Faites droits ses sentiers, avons-nous lu aussi, mais ça n’est pas vraiment droits qu’il faut comprendre. Imaginez un chemin bien large et redressé, et un autre chemin, une piste à peine visible, perpendiculaire au grand chemin, avec une intersection à peine visible… Repérez ces petites intersections, car c’est de là qu’il peut venir ; mais ces intersections sont si peu repérables que vous serez toujours surpris qu’il vienne.

Alors, oui, il vient après, dans le sens où une sorte de quête et de défrichage préalables sont nécessaires, et il vient aussi toujours tout autrement qu’on l’imagine.
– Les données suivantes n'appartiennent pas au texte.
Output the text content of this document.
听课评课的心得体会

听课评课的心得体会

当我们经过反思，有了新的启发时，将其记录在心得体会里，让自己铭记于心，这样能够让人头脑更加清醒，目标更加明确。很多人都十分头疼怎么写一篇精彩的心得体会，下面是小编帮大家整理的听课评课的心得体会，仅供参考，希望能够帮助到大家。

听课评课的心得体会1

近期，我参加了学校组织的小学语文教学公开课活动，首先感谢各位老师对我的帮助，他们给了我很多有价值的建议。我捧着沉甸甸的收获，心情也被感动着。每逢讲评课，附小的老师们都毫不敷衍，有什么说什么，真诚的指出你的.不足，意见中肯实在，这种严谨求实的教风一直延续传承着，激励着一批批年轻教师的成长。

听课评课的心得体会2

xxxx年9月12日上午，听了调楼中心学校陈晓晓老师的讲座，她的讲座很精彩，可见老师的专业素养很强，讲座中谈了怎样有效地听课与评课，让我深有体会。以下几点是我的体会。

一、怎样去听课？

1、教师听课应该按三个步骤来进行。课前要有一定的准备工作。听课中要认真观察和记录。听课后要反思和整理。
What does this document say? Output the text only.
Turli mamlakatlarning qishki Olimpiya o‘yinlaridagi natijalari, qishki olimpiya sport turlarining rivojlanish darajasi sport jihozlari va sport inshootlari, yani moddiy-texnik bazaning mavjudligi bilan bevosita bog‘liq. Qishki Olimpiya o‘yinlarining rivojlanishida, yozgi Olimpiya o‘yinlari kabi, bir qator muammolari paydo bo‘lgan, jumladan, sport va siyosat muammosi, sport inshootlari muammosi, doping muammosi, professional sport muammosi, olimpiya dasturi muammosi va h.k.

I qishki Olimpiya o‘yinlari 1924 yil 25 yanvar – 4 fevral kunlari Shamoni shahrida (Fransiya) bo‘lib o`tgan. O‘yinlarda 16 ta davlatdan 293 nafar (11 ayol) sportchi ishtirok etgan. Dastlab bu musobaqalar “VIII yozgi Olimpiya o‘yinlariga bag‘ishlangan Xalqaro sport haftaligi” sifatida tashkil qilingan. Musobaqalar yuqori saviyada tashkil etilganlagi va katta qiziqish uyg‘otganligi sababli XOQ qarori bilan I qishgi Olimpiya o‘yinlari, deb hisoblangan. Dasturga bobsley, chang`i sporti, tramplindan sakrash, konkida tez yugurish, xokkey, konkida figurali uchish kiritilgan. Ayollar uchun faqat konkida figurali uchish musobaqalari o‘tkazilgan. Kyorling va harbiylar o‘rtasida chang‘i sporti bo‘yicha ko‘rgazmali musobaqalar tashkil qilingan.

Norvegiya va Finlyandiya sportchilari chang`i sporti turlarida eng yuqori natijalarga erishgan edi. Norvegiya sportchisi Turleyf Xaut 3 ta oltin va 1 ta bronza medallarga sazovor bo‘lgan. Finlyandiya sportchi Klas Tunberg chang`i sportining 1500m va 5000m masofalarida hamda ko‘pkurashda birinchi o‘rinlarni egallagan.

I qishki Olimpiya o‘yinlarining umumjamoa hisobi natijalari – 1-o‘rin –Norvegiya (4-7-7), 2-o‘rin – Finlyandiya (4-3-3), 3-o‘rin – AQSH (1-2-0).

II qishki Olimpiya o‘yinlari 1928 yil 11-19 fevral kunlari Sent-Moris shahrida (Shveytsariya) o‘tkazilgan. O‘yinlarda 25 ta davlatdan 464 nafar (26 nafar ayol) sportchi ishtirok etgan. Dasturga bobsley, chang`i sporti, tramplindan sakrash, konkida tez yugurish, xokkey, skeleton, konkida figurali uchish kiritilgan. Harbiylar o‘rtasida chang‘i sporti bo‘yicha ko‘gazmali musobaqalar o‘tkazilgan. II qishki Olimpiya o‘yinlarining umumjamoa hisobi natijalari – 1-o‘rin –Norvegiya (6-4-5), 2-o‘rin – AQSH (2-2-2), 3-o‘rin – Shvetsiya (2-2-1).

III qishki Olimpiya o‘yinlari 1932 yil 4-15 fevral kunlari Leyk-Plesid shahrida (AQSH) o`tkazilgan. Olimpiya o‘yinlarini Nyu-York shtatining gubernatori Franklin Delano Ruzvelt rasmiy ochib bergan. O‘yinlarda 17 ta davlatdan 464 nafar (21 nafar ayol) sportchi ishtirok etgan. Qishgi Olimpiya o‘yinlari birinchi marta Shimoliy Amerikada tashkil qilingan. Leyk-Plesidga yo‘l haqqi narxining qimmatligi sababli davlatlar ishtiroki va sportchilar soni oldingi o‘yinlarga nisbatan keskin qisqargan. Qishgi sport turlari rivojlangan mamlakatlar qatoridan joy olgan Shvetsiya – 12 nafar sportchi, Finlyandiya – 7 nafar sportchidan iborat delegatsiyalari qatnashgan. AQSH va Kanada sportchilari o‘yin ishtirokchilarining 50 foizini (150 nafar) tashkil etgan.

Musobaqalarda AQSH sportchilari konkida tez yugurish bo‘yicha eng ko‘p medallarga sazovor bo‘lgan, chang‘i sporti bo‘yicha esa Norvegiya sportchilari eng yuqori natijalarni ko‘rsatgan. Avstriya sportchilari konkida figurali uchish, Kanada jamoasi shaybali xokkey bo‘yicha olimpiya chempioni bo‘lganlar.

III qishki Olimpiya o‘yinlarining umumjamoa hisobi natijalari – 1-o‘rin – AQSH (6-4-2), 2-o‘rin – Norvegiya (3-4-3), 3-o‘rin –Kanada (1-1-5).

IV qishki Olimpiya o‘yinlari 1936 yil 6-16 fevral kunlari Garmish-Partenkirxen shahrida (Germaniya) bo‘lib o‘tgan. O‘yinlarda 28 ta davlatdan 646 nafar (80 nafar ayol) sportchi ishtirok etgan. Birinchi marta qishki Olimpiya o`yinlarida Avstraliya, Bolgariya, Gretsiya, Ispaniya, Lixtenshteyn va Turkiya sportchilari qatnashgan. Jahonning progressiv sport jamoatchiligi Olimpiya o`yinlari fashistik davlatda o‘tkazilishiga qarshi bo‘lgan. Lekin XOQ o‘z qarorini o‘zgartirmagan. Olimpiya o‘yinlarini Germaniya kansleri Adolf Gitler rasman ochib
  1. De celui qui doit venir, Jean le Baptiste dit : Je ne suis pas digne, en me baissant, de délier la lanière de ses sandales.

Rituel d’accueil pour les voyageurs de ce temps-là, ôter les sandales du voyageur et lui laver les pieds. Ce n’était sans doute pas le maître de maison qui s’en chargeait. Une femme, ou un esclave… Entre un maître et un esclave, l’écart était réellement un écart de nature. Les notions de mérite, de volonté et de liberté ne concernaient absolument pas les esclaves.

Jean le Baptiste se voit, par rapport à celui qui doit venir, comme moins encore qu’un esclave, il se voit comme esclave d’un esclave.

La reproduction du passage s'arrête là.